LE QUOTIDIEN - Pourquoi l’ISNIH appelle-t-il à la grève du paiement des droits d’inscription à l’université ?
BENOÎT ELLEBOODE - Les internes sont mécontents de leur formation universitaire. Nous avons essayé d’identifier le problème. Nous constatons qu’il existe une corrélation entre les problèmes de formation et le manque d’enseignants chercheurs. La forte hausse du numerus clausus des dernières années [voir graphique n°1] ne s’est pas accompagnée d’une augmentation suffisante du nombre d’enseignants chercheurs. Quand on compare les universités, on remarque que le taux d’encadrement est très différent d’une faculté à l’autre. Il varie d’un à trois [voir graphique N°2]. Le constat est simple : les internes sont mieux formés dans les universités qui disposent d’un bon taux d’encadrement et moins bien dans celles dont le taux d’encadrement est inférieur. Nous souhaitons la mise en place de pôles d’enseignants supplémentaires dans les facultés où les internes sont les moins encadrés.
Vous estimez donc que tous les internes ne sont pas bien formés ?
Oui, nous nous rendons compte qu’il y a des problèmes de formation dus au manque d’enseignants chercheurs, c’est-à-dire de médecins qui s’occupent de l’organisation de leur formation. Les internes se plaignent de ne pas avoir assez de formation théorique car leurs enseignants n’ont pas le temps. Ils sont souvent retenus par leurs activités hospitalières, de chef de service, de chef de pôle, de recherche. L’évaluation des internes est rarement mise en place. Dans de nombreuses facultés, les stages ne font l’objet d’aucune visite sur site. C’est-à-dire que les objectifs pédagogiques du stage ne sont pratiquement jamais vérifiés. Tout cela est clairement dû à l’absence d’enseignants chercheurs.
Comment expliquez-vous de telles différences de taux d’encadrement entre les facultés ?
Il y a un lien entre les régions sous dotées en médecins et le nombre d’enseignants chercheurs et de PU-PH. Des postes d’internes supplémentaires ont été ouverts dans ces régions alors qu’à la base il y avait moins de médecins et de postes hospitalo-universitaires. Il est clair qu’aujourd’hui, les facs qui ont un meilleur taux d’encadrement n’ont pas encore subi cette augmentation du nombre d’internes et on sait que dans les années à venir, le problème se posera de la même façon pour elles.
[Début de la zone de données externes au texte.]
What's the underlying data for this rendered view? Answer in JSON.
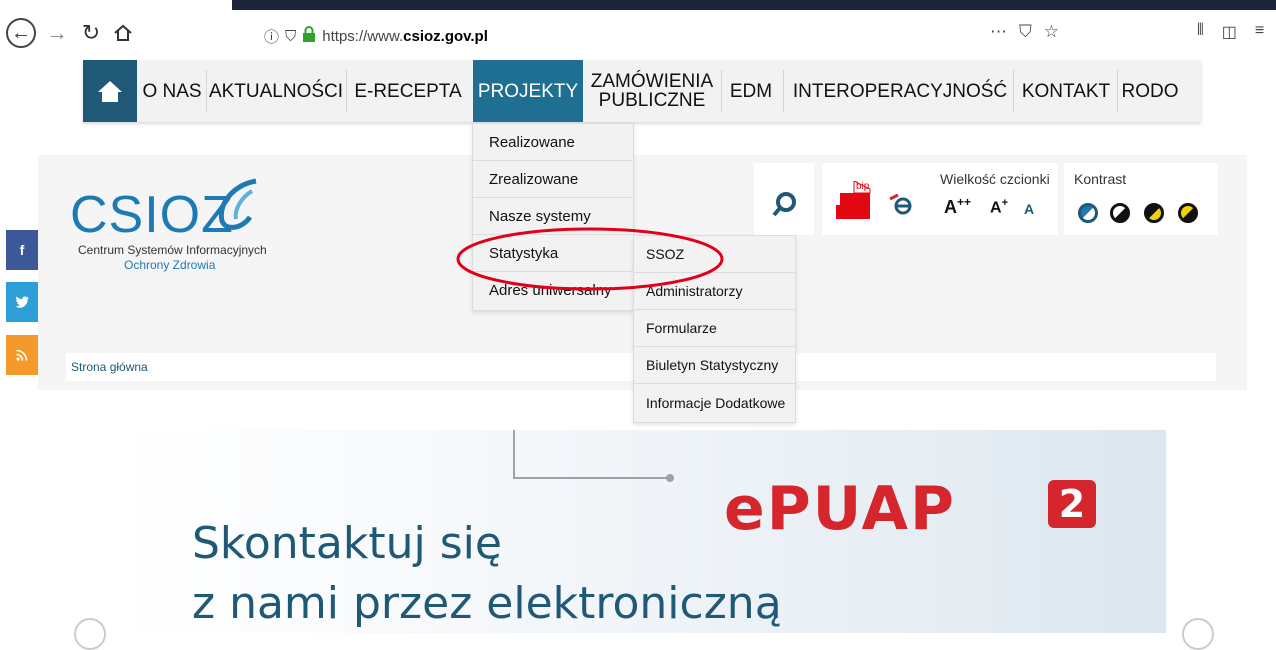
{
  "browser": {
    "url_prefix": "https://www.",
    "url_domain": "csioz.gov.pl",
    "page_actions_icon": "⋯",
    "pocket_icon": "pocket-icon",
    "bookmark_icon": "star-icon"
  },
  "nav": {
    "home_icon": "home-icon",
    "items": [
      "O NAS",
      "AKTUALNOŚCI",
      "E-RECEPTA",
      "PROJEKTY",
      "ZAMÓWIENIA PUBLICZNE",
      "EDM",
      "INTEROPERACYJNOŚĆ",
      "KONTAKT",
      "RODO"
    ],
    "zamowienia_line1": "ZAMÓWIENIA",
    "zamowienia_line2": "PUBLICZNE",
    "active_color": "#1f6f93"
  },
  "dropdown": {
    "items": [
      "Realizowane",
      "Zrealizowane",
      "Nasze systemy",
      "Statystyka",
      "Adres uniwersalny"
    ]
  },
  "submenu": {
    "items": [
      "SSOZ",
      "Administratorzy",
      "Formularze",
      "Biuletyn Statystyczny",
      "Informacje Dodatkowe"
    ]
  },
  "header": {
    "logo_text": "CSIOZ",
    "logo_sub1": "Centrum Systemów Informacyjnych",
    "logo_sub2": "Ochrony Zdrowia",
    "bip_label": "bip",
    "font_size_label": "Wielkość czcionki",
    "font_large": "A",
    "font_large_sup": "++",
    "font_medium": "A",
    "font_medium_sup": "+",
    "font_normal": "A",
    "contrast_label": "Kontrast",
    "breadcrumb": "Strona główna"
  },
  "social": {
    "facebook": "f",
    "twitter": "twitter-icon",
    "rss": "rss-icon"
  },
  "banner": {
    "line1": "Skontaktuj się",
    "line2": "z nami przez elektroniczną",
    "logo": "ePUAP",
    "badge": "2"
  },
  "colors": {
    "brand_blue": "#1d7ab4",
    "dark_blue": "#1f5975",
    "annotation_red": "#e0001a",
    "facebook": "#3b5998",
    "twitter": "#2d9fd8",
    "rss": "#f39a2b"
  }
}
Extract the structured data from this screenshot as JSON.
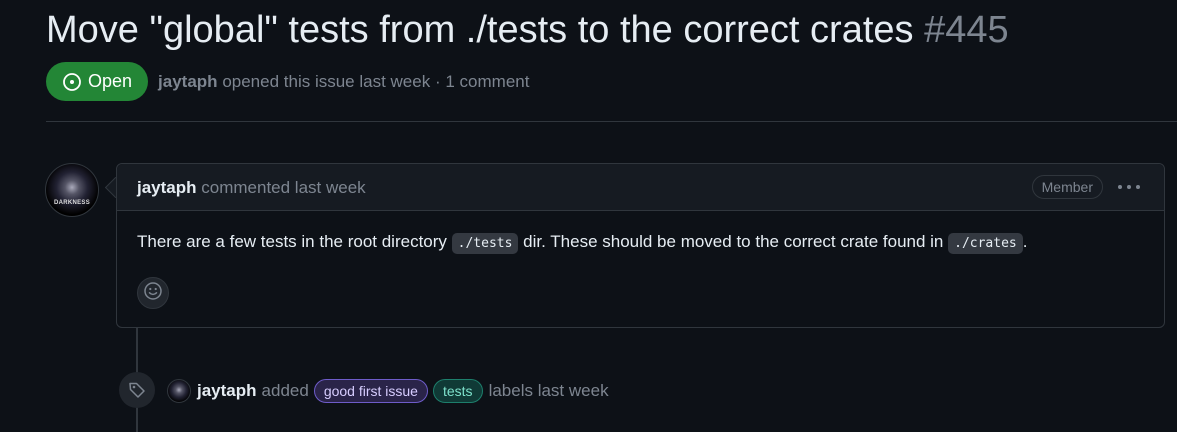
{
  "issue": {
    "title": "Move \"global\" tests from ./tests to the correct crates",
    "number": "#445",
    "state": "Open",
    "author": "jaytaph",
    "opened_text": "opened this issue last week",
    "separator": "·",
    "comments_text": "1 comment"
  },
  "comment": {
    "avatar_text": "DARKNESS",
    "author": "jaytaph",
    "action": "commented last week",
    "role_badge": "Member",
    "body_part1": "There are a few tests in the root directory ",
    "code1": "./tests",
    "body_part2": " dir. These should be moved to the correct crate found in ",
    "code2": "./crates",
    "body_part3": "."
  },
  "event": {
    "author": "jaytaph",
    "verb": "added",
    "labels": [
      "good first issue",
      "tests"
    ],
    "tail": "labels last week"
  },
  "colors": {
    "background": "#0d1117",
    "open_badge": "#238636",
    "border": "#30363d",
    "muted": "#7d8590"
  },
  "icons": [
    "issue-open-icon",
    "kebab-menu-icon",
    "smiley-icon",
    "tag-icon"
  ]
}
Il faudra donc faire porter les futures augmentations du nombre d’internes dans le Sud et dans les facultés franciliennes.
L’Observatoire national de la démographie des professions de santé (ONDPS) prévoit une très forte augmentation d’internes en formation dans les six prochaines années. Cela vous inquiète-t-il ?
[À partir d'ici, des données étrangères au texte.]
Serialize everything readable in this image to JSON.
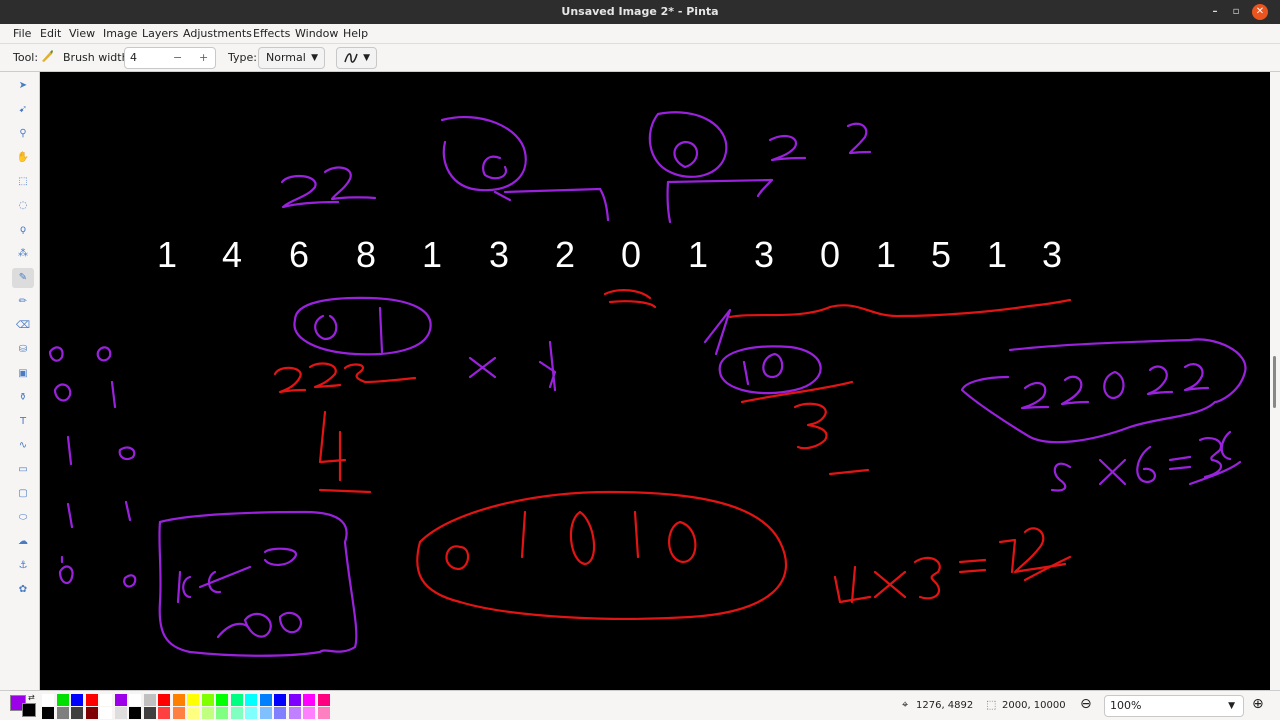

Énormément. Rien que cette année, il a fallu répartir 6 000 internes en France et cela a été très difficile à arbitrer. Les capacités de formation sont saturées dans pratiquement toutes les villes pour des spécialités comme la chirurgie, l’anesthésie-réanimation, la gynécologie obstétrique. Le numerus clausus a été porté à 7 400 cette année. Cela signifie qu’il faudra trouver près de 6 000 nouveaux terrains de stage d’ici 4 ans. Face à cette hausse du nombre d’internes, il faudra aussi augmenter le nombre d’enseignants par rapport à des référentiels sur le taux d’encadrement.
Quel est selon vous le taux d’encadrement idéal ?
Nous sommes prêts à en discuter. Pour l’instant, de manière très empirique nous regardons dans quelle faculté la formation se passe bien pour en conclure quel taux d’encadrement est convenable. Nous constatons que la majorité des facultés a un taux d’encadrement inférieur à la moyenne.
Qu’attendez-vous des pouvoirs publics pour débloquer la situation ?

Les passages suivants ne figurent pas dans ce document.